BFM

Une femme sur trois meurt d'une maladie cardio-vasculaire

BFM D. N. avec A. Heulard, S. Beaugeard et E.Giroud
placeholder video
De plus en plus de femmes jeunes sont touchées par les maladies cardio-vasculaires, en particulier les infarctus, phénomène qui s'explique par des comportements à risque comme la consommation de tabac ou d'alcool autrefois essentiellement observés chez les hommes.

En Europe, les maladies cardiovasculaires sont la première cause de mortalité chez les femmes, devant le cancer. Elles représentent 42% des décès chez les femmes contre 27% pour les cancers, note la Fédération française de cardiologie.
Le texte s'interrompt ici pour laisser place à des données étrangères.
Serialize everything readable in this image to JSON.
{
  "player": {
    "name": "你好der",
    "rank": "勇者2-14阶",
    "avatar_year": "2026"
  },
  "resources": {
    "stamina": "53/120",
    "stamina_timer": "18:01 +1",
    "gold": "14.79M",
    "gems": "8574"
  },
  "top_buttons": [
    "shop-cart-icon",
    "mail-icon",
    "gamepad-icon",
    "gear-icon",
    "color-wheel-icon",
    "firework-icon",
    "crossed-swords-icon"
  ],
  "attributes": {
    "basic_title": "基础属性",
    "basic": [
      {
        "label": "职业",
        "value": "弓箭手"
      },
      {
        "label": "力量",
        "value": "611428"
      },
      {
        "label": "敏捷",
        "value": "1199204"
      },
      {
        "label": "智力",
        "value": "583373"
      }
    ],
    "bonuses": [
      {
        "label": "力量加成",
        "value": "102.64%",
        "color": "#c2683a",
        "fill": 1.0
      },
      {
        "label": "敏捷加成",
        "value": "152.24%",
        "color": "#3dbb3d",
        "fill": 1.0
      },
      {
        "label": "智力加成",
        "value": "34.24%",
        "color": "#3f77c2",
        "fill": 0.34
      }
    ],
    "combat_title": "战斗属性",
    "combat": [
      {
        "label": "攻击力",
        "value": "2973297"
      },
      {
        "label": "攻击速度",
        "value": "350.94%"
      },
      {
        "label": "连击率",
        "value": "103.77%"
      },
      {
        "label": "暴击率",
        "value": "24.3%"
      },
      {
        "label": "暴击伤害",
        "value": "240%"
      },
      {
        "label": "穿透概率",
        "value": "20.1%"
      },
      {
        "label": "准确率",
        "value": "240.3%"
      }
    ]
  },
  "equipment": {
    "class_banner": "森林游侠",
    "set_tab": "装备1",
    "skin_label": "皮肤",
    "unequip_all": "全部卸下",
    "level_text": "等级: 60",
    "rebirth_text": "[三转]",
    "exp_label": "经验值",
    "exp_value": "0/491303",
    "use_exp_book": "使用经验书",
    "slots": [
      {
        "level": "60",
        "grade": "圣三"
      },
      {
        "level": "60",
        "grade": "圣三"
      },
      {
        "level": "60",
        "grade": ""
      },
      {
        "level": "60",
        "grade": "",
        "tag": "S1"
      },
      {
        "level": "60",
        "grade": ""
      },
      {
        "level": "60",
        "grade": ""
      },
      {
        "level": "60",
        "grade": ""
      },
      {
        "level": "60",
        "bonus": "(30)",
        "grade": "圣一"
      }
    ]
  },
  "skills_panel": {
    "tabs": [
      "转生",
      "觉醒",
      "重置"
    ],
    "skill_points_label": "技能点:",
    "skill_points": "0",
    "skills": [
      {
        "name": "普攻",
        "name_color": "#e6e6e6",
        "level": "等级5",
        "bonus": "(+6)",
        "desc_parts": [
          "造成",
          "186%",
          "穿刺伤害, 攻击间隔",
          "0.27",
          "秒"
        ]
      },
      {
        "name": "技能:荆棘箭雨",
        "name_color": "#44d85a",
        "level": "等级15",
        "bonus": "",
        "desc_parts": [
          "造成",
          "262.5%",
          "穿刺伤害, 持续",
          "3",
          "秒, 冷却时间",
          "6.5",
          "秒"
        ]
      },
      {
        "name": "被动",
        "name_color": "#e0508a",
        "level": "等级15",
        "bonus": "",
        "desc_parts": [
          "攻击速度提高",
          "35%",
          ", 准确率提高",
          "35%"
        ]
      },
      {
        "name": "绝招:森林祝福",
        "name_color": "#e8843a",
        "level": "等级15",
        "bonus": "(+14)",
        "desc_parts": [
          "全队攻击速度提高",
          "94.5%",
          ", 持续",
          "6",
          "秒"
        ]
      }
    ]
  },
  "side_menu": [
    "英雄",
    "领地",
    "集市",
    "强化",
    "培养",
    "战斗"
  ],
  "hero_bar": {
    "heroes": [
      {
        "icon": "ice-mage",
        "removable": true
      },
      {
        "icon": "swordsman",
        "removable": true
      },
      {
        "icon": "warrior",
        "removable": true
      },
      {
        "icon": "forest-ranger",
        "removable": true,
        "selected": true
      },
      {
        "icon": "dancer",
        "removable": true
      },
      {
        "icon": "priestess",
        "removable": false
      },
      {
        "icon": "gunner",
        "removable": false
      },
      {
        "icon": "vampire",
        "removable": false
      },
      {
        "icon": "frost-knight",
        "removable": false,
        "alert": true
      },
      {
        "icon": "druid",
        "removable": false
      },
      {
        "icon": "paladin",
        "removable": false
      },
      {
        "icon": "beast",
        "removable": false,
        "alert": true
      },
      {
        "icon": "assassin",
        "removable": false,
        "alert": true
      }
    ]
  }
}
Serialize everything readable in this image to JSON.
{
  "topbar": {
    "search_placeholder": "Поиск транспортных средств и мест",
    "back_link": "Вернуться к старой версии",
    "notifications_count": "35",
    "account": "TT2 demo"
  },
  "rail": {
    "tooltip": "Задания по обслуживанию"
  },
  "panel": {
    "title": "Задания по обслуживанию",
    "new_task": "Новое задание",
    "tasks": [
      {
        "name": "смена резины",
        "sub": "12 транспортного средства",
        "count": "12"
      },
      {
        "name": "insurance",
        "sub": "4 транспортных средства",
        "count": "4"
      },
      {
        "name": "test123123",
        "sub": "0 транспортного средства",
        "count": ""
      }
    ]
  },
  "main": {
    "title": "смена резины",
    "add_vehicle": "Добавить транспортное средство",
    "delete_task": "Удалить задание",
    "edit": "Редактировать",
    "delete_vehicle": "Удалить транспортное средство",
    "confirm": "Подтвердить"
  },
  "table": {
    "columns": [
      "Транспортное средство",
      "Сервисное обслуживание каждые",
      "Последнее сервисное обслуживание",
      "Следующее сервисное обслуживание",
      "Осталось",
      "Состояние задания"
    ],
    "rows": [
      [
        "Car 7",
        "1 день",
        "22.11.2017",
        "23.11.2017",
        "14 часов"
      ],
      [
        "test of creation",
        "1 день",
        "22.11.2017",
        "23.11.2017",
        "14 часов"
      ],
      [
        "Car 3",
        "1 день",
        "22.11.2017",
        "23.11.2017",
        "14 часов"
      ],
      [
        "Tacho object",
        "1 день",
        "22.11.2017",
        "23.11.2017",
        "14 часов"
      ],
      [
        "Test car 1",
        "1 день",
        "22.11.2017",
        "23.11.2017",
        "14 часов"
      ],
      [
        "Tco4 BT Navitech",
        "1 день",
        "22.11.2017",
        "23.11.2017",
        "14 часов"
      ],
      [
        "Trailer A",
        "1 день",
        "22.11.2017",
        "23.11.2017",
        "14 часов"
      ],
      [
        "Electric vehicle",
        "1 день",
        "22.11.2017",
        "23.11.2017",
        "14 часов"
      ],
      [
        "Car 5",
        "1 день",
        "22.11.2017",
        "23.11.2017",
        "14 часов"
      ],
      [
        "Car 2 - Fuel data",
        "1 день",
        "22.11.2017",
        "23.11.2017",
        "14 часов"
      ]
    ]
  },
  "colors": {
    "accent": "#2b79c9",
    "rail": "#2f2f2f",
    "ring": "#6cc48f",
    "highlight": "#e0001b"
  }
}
L'infarctus du myocarde arrive en tête, avec 18% des décès féminins, suivi par l'accident vasculaire cérébral (AVC, 14%), puis les autres pathologies vasculaires. Le paradoxe est que les femmes, surtout les jeunes, ne perçoivent pas la réalité de cette menace sur leur santé. 

Cette sous-estimation du danger est l'objet d'une campagne télévisée. Dans un spot réalisé par Maïwenn, un couple se démène sur la piste. Contre toute attente, ce n'est pas l'homme âgé, bedonnant et qui danse avec la jeune femme, qui s'écroule de manière inopinée.

80% des victimes sont des fumeuses

L'étiologie pointe un suspect usuel: le tabac. Un quart des femmes fume quotidiennement et, malgré les campagnes de prévention et la hausse du prix du tabac, cette proportion ne baisse pas.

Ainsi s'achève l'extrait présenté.